A small model as a log reader
A small, fast model placed in front of the log stream and alert queue can read what an on-call engineer would read. It doesn't make decisions. It summarizes and correlates.
A Haiku-class model can answer questions like these in seconds:
- "These three alerts fired in this order. Are they describing one incident or three?"
- "A deployment landed forty minutes ago. What's in the new logs that wasn't in the old?"
- "User complaints are spiking. Error rates are flat. What is degrading silently?"
- "This stack trace is almost identical to one from last Tuesday. Did the underlying race actually get fixed?"
The output is a finding, not a generic alert. A short narrative with the suspected pattern, the supporting evidence, and a suggested next check.
The same primitive works on legacy systems
The same pattern applies to a fifteen-year-old Java monolith and to an agentic workflow shipped last quarter. A model reading logs is indifferent to whether the system writing them is deterministic, generative, or somewhere in between.
That matters because most production stacks are mixed. An ETL job from 2014 runs next to a RAG pipeline from last month, and the on-call engineer holds both in their head. A reader on the unified log stream gives those two halves a common language for what's actually happening.
Escalate to a stronger model first, a human second
When the small reader finds something worth escalating, the first stop should be a stronger model with full context, not the on-call engineer. Sonnet- or Opus-class models can correlate across services, draft a hypothesis, propose a fix, and only then surface to the operator.

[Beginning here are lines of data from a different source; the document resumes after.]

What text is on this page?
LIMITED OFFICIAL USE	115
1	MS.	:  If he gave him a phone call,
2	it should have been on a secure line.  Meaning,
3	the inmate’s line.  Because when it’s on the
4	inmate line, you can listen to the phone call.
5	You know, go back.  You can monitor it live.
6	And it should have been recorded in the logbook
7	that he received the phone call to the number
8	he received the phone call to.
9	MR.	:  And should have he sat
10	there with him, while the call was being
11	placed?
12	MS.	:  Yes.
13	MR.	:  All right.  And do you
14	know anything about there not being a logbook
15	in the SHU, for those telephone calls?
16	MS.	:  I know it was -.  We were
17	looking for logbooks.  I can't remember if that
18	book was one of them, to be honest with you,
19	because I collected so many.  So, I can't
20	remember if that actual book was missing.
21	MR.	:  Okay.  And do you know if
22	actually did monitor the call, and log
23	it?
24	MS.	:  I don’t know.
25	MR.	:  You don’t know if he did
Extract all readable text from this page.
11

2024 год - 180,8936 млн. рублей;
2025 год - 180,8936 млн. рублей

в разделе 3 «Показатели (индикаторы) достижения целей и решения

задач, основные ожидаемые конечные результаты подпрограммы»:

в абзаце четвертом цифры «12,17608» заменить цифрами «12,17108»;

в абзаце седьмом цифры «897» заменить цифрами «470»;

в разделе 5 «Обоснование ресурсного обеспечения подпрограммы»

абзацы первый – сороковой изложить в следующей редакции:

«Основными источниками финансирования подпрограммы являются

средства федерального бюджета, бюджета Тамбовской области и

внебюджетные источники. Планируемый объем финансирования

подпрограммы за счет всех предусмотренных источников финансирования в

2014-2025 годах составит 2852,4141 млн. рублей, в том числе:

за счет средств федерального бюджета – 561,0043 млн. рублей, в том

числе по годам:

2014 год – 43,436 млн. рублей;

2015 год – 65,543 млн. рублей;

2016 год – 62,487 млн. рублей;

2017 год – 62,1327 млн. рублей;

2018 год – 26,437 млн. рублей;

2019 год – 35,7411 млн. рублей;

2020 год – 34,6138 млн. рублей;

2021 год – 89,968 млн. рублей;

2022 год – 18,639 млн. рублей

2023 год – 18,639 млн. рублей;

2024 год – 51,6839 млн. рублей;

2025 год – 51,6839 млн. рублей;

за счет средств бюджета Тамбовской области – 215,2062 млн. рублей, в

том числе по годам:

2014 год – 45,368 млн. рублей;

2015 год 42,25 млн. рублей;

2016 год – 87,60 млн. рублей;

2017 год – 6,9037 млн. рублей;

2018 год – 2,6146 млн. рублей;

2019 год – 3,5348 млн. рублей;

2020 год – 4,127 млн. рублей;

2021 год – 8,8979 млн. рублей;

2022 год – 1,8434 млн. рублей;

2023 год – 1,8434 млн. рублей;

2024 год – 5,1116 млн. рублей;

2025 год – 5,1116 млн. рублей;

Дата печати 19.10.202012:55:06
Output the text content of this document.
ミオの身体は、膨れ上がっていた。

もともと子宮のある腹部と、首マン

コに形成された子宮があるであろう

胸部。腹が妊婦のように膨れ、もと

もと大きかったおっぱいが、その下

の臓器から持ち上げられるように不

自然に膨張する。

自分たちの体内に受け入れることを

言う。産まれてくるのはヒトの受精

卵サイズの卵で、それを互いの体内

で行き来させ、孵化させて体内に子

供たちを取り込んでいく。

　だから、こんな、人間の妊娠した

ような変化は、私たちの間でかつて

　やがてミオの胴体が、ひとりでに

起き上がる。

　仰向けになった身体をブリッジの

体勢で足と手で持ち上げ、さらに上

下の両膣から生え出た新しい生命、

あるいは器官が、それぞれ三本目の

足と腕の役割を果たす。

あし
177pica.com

Human-in-the-loop doesn't go away. It moves up the stack. The artifact a human reviews changes from a log line to a root-cause analysis.
Frameworks are packaging the pattern
Frameworks like Flue describe this as a four-step loop: route simple operations to cheap models or deterministic logic, monitor everything for overt and silent failures, escalate complex cases to stronger models with context, and let the escalated session take corrective tool calls when appropriate.
The fourth step is what's new. The same model that writes the root-cause analysis can also restart the pod, roll back the deploy, or open the PR. The operator's job shifts from execution to review.
What this changes in practice
The alert is no longer the artifact an on-call engineer reviews; the model's finding is. The runbook follows: from a static "if X then Y" file to a structured prompt the stronger model uses to investigate, with the operator as final reviewer.
The win isn't detecting more failures. It's explaining the ones we already detect.
The question isn't whether AI belongs in your incident pipeline. It's how much longer your team can afford to keep paging humans to do work the model is ready to do.